If you think racism in America is a Southern problem, you are not paying attention. American racism has never been a Southern problem. Our federal government has always enforced racist norms. When Nat Turner rebelled, the federal government sent in the United States Navy to stop the uprising. Both the American Navy and Army were used to crush perhaps the greatest revolt against tyranny America has ever seen, the German Coast Uprising. The commissioners enforcing the Fugitive Slave Act were federal. Woodrow Wilson sent in federal troops during the 1919 riots in Washington, D.C….to quell Black folks attacked by white vigilantes. The Federal Bureau of Investigation targeted Dr. King, Malcolm X, Fred Hampton, and they did it again with the Black Lives Matter movement. Federal force enforces racism.
It has always been so.
And it Matters Because…?
Because I’m weary of the idea that our culpability for American racism depends on whether our family personally enslaved laborers. It doesn’t. We have culpability as Americans. This is our group. America. Unless you don’t identify as an American. Then this post is not for you. You may have culpability as a member of another group, though.
You don’t like the strength of the word “culpable”? Substitute responsibility instead.
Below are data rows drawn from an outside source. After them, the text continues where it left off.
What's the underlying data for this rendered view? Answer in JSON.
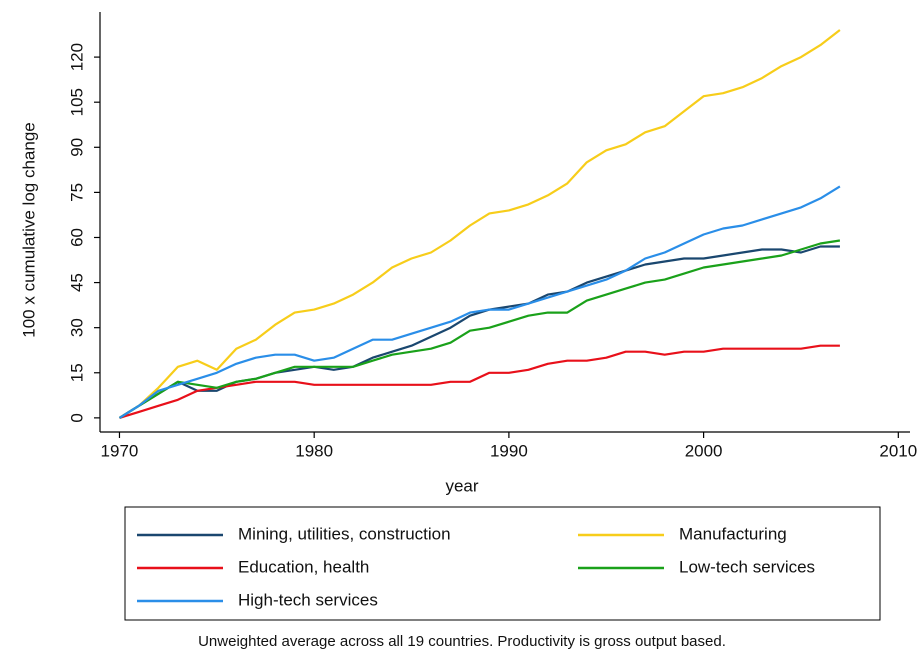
{
  "chart_data": {
    "type": "line",
    "x": [
      1970,
      1971,
      1972,
      1973,
      1974,
      1975,
      1976,
      1977,
      1978,
      1979,
      1980,
      1981,
      1982,
      1983,
      1984,
      1985,
      1986,
      1987,
      1988,
      1989,
      1990,
      1991,
      1992,
      1993,
      1994,
      1995,
      1996,
      1997,
      1998,
      1999,
      2000,
      2001,
      2002,
      2003,
      2004,
      2005,
      2006,
      2007
    ],
    "series": [
      {
        "name": "Mining, utilities, construction",
        "color": "#1a476f",
        "values": [
          0,
          4,
          8,
          12,
          9,
          9,
          12,
          13,
          15,
          16,
          17,
          16,
          17,
          20,
          22,
          24,
          27,
          30,
          34,
          36,
          37,
          38,
          41,
          42,
          45,
          47,
          49,
          51,
          52,
          53,
          53,
          54,
          55,
          56,
          56,
          55,
          57,
          57
        ]
      },
      {
        "name": "Manufacturing",
        "color": "#f7cd1a",
        "values": [
          0,
          4,
          10,
          17,
          19,
          16,
          23,
          26,
          31,
          35,
          36,
          38,
          41,
          45,
          50,
          53,
          55,
          59,
          64,
          68,
          69,
          71,
          74,
          78,
          85,
          89,
          91,
          95,
          97,
          102,
          107,
          108,
          110,
          113,
          117,
          120,
          124,
          129
        ]
      },
      {
        "name": "Education, health",
        "color": "#e8101a",
        "values": [
          0,
          2,
          4,
          6,
          9,
          10,
          11,
          12,
          12,
          12,
          11,
          11,
          11,
          11,
          11,
          11,
          11,
          12,
          12,
          15,
          15,
          16,
          18,
          19,
          19,
          20,
          22,
          22,
          21,
          22,
          22,
          23,
          23,
          23,
          23,
          23,
          24,
          24
        ]
      },
      {
        "name": "Low-tech services",
        "color": "#1aa11a",
        "values": [
          0,
          4,
          8,
          12,
          11,
          10,
          12,
          13,
          15,
          17,
          17,
          17,
          17,
          19,
          21,
          22,
          23,
          25,
          29,
          30,
          32,
          34,
          35,
          35,
          39,
          41,
          43,
          45,
          46,
          48,
          50,
          51,
          52,
          53,
          54,
          56,
          58,
          59
        ]
      },
      {
        "name": "High-tech services",
        "color": "#2a8ee8",
        "values": [
          0,
          4,
          9,
          11,
          13,
          15,
          18,
          20,
          21,
          21,
          19,
          20,
          23,
          26,
          26,
          28,
          30,
          32,
          35,
          36,
          36,
          38,
          40,
          42,
          44,
          46,
          49,
          53,
          55,
          58,
          61,
          63,
          64,
          66,
          68,
          70,
          73,
          77
        ]
      }
    ],
    "x_label": "year",
    "y_label": "100 x cumulative log change",
    "xlim": [
      1969,
      2010.6
    ],
    "xticks": [
      1970,
      1980,
      1990,
      2000,
      2010
    ],
    "ylim": [
      -4.7,
      135
    ],
    "yticks": [
      0,
      15,
      30,
      45,
      60,
      75,
      90,
      105,
      120
    ],
    "note": "Unweighted average across all 19 countries. Productivity is gross output based."
  }
}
As in, we carry responsibility as Americans for America’s actions. If that makes you chafe, consider: did you drop the bomb on Hiroshima? I mean, was your dad the pilot of the Enola Gay? No? So that sobering act doesn’t make you squirm? Or maybe you feel grief for America’s actions at My Lai or Abu Ghraib. Why? Were you there? It doesn’t have anything to do with you just because you’re American.
If I Try It On, It Feels Like…
To look at it another way, do you cheer at the Olympics for America? But if you aren’t the one breaking the tape at the finish line, what right do you have to identify with the team just because you’re American? Do you weep when Texans die in a flood? When a tornado devastates the mid-west? Is your heart with Hawaii? Are you proud of Jazz and Rock-n-Roll and the Blues and Kitty Hawk and Neil Armstrong and the Greatest Generation that defeated the Nazis? Can you feel tears forming when the colour guard passes with the flag because you are American?
If any of this feels familiar, then the only possible explanation for why we persist in refusing to identify with the American sins of slavery and racism is because we refuse to admit how embedded they have always been in America. They aren’t American, they can’t be. Or we would realize they must be ours grieve. Not just grieve. Like the outpouring of people eager to help Hawaii repair the devastation of the fire, ours also to repair.